Known for his outspoken criticism of the Turkish government, Taş was retried after a previous conviction was overturned by the Supreme Court of Appeals. In that earlier trial, he was sentenced to more than three years’ imprisonment on terrorism-related charges due to his involvement in media outlets affiliated with the faith-based Gülen movement.

Following the appeals court’s ruling, prosecutors drafted a new indictment for Taş, this time seeking his conviction on insult charges.

Turkish President Recep Tayyip Erdoğan has been targeting followers of the Gülen movement, inspired by Turkish Muslim cleric Fethullah Gülen, since the corruption investigations of December 17-25, 2013, which implicated then-prime minister Erdoğan, his family members and his inner circle.

Dismissing the investigations as a Gülenist coup and conspiracy against his government, Erdoğan designated the movement as a terrorist organization and began to target its members. He intensified the crackdown on the movement following an abortive putsch in 2016 that he accused Gülen of masterminding. Gülen and the movement strongly deny involvement in the coup attempt or any terrorist activity.

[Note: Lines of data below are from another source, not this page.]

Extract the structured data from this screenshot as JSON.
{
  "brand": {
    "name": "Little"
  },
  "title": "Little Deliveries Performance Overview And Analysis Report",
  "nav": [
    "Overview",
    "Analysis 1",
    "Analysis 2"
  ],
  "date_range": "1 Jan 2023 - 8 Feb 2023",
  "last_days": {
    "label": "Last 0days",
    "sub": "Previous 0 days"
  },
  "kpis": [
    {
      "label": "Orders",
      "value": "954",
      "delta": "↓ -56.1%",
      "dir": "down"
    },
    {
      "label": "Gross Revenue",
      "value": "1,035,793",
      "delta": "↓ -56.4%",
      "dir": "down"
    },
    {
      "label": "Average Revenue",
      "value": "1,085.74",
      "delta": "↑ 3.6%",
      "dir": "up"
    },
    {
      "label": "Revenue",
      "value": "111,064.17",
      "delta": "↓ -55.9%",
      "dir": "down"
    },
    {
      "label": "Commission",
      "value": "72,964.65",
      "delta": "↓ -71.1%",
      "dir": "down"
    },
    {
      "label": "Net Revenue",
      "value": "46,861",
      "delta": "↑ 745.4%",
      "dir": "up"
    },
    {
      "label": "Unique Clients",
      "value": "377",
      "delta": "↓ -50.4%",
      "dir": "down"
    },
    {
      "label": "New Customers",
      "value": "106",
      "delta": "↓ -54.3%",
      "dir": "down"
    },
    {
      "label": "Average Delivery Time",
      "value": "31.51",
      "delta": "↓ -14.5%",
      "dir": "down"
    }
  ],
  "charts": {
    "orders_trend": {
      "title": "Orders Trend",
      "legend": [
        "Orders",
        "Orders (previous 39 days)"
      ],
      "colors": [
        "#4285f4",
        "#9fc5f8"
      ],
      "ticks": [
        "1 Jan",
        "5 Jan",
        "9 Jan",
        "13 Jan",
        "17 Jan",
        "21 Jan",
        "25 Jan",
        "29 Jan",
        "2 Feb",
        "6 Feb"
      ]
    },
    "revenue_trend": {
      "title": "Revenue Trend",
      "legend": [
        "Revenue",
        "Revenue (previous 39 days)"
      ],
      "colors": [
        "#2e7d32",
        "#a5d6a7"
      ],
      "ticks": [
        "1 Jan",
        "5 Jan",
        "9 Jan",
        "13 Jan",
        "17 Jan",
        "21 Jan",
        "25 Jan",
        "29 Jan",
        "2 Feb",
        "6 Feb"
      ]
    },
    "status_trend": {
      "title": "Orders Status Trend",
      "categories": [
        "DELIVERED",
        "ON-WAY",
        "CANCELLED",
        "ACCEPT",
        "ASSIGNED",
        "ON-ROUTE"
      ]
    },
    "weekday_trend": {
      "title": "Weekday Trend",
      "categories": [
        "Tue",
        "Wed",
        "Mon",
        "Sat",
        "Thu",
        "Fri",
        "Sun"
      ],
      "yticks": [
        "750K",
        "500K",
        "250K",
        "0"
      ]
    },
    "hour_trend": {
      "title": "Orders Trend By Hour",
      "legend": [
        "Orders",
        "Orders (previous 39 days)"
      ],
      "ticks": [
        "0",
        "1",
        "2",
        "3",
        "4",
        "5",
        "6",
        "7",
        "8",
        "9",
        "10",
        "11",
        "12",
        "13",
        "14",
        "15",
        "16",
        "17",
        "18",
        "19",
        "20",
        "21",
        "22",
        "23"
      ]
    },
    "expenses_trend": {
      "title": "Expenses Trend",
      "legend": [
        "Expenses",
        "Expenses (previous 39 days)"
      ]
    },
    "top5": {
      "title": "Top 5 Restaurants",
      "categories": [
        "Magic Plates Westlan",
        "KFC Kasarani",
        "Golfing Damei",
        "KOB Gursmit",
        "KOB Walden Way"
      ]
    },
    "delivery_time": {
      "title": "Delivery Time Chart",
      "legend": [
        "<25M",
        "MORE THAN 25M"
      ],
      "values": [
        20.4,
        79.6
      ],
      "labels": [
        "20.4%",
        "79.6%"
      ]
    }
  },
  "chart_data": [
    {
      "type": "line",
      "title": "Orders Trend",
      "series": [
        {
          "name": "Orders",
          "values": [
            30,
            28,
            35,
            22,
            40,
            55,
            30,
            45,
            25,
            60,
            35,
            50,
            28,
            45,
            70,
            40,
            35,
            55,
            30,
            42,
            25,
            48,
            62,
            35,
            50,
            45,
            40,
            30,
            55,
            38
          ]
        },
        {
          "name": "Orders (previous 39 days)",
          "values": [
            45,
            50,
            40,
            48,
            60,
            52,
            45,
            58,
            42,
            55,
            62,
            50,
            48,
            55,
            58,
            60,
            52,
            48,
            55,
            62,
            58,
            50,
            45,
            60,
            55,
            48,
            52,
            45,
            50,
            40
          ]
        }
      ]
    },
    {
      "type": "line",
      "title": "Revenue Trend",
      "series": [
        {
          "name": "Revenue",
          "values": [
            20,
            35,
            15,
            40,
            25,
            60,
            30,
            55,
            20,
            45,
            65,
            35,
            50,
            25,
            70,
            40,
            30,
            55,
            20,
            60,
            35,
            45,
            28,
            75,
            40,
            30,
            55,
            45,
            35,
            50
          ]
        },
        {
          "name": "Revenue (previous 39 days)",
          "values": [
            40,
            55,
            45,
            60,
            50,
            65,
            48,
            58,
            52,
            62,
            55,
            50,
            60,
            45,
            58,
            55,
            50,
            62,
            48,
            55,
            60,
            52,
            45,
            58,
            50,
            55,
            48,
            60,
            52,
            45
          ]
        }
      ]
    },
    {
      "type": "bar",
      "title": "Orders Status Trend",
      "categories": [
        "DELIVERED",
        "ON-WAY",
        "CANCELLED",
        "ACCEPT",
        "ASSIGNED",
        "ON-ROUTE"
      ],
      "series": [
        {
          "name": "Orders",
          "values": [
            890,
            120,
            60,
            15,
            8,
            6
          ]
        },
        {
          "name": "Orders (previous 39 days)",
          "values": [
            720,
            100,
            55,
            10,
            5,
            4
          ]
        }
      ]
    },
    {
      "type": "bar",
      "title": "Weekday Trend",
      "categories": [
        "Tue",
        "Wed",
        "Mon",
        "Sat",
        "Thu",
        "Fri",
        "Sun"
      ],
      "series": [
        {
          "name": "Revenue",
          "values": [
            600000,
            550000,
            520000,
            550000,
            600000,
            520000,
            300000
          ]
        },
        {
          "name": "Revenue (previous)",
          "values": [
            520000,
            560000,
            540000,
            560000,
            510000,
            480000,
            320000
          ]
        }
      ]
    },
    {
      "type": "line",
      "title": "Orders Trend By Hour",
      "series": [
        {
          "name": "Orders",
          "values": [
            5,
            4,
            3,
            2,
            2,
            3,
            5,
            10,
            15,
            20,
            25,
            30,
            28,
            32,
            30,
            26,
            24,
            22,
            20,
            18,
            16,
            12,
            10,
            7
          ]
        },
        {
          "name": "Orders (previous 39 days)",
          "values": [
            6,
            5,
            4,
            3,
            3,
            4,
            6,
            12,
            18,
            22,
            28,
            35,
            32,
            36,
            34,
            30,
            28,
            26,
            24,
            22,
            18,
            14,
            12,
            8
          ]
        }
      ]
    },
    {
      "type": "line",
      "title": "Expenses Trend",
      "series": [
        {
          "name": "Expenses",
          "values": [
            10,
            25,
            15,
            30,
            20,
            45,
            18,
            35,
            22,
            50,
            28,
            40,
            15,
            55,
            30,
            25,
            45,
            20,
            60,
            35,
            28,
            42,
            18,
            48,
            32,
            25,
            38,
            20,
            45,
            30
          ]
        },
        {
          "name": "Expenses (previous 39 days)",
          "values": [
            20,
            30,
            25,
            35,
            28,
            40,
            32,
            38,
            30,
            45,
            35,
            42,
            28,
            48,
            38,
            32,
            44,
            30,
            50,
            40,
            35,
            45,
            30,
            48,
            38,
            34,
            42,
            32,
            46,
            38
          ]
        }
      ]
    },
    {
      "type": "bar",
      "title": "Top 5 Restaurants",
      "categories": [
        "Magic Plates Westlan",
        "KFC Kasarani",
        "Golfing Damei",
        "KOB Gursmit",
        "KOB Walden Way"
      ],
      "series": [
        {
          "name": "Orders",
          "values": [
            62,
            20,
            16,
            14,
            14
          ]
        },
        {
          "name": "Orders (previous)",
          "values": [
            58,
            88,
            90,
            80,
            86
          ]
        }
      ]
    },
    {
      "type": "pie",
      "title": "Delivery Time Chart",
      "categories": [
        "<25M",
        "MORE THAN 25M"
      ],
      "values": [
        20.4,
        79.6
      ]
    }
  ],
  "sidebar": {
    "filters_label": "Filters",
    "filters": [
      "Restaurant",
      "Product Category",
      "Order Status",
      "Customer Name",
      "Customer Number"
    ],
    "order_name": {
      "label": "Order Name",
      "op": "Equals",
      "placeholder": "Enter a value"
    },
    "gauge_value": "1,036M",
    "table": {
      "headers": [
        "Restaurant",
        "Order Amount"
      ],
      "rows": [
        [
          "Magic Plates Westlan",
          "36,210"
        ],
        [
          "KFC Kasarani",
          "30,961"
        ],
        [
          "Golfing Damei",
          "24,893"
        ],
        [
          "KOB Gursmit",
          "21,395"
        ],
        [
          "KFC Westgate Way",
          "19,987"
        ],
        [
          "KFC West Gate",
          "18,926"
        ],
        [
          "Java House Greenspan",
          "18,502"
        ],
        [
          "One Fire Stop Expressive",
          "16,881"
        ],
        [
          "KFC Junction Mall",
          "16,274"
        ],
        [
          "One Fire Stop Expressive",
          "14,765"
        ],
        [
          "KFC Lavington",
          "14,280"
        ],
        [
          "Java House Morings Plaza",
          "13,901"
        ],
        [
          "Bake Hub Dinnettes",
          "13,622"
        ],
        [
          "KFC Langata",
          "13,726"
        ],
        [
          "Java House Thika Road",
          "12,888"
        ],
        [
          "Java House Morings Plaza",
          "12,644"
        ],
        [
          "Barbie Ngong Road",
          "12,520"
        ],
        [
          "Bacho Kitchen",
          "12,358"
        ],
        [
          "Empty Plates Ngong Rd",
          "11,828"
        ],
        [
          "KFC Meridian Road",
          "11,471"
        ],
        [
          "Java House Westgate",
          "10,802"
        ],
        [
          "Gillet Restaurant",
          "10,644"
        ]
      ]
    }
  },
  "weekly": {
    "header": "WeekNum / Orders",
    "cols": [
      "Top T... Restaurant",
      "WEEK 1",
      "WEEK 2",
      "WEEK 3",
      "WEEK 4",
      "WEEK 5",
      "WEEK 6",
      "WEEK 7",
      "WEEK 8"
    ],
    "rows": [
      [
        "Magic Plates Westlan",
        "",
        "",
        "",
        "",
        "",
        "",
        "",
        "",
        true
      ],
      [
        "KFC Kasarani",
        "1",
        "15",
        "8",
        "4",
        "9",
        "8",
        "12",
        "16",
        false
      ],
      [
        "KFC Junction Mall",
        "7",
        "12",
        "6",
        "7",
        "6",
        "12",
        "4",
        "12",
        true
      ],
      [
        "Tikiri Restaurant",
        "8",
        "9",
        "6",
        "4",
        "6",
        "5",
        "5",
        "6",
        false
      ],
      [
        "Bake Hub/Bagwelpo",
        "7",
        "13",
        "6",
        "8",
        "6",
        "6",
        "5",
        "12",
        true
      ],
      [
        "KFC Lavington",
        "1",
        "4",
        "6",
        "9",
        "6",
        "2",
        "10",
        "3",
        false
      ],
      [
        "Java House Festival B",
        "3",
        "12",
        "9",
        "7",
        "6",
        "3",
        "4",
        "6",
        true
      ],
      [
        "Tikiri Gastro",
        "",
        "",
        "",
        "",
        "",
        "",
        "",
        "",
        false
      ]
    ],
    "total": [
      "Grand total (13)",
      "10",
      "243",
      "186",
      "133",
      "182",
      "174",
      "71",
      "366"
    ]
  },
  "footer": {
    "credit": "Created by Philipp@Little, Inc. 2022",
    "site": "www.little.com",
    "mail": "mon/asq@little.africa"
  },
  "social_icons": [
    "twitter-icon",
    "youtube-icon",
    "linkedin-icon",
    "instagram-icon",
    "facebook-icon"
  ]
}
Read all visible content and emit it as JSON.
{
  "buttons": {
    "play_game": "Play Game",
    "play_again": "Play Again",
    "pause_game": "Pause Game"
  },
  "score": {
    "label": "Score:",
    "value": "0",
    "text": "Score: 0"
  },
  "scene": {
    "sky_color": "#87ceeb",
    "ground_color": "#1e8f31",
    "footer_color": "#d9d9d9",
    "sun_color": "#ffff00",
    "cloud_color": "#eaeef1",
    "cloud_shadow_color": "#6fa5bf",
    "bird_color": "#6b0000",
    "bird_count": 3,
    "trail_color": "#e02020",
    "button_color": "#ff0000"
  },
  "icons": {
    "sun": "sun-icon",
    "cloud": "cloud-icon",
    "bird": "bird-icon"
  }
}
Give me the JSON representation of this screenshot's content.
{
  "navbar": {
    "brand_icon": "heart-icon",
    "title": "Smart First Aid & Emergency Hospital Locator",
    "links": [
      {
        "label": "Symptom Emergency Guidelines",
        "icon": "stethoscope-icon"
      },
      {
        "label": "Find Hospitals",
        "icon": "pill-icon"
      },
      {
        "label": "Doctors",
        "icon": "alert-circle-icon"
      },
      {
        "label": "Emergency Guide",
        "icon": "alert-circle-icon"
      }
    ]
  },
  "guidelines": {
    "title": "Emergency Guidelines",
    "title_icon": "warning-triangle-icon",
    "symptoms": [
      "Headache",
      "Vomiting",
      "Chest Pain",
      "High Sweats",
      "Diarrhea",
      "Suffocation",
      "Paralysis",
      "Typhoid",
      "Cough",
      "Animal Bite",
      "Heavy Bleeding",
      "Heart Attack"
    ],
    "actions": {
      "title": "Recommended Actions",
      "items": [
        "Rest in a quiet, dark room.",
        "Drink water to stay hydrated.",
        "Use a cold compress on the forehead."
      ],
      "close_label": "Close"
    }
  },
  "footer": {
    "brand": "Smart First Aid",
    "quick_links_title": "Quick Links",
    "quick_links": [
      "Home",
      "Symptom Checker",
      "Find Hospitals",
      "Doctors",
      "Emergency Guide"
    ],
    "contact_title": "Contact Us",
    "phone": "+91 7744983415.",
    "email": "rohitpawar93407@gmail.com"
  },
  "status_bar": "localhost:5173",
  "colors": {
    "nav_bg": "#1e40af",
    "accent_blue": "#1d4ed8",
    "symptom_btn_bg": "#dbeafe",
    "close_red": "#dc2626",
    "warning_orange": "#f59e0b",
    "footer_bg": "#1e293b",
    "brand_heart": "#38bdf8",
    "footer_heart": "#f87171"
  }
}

Following the coup attempt, the Turkish government declared a state of emergency during which nearly 200 media outlets were summarily shut down by executive decree-laws due to their purported ties to terrorism.

The post-coup crackdown also saw the imprisonment of scores of journalists and media workers due to their professional activities, which led rights groups to describe Turkey as the second worst jailer of journalists after China.

Turkey is ranked 165th out of 180 countries in Reporters Without Borders’ latest press freedom index.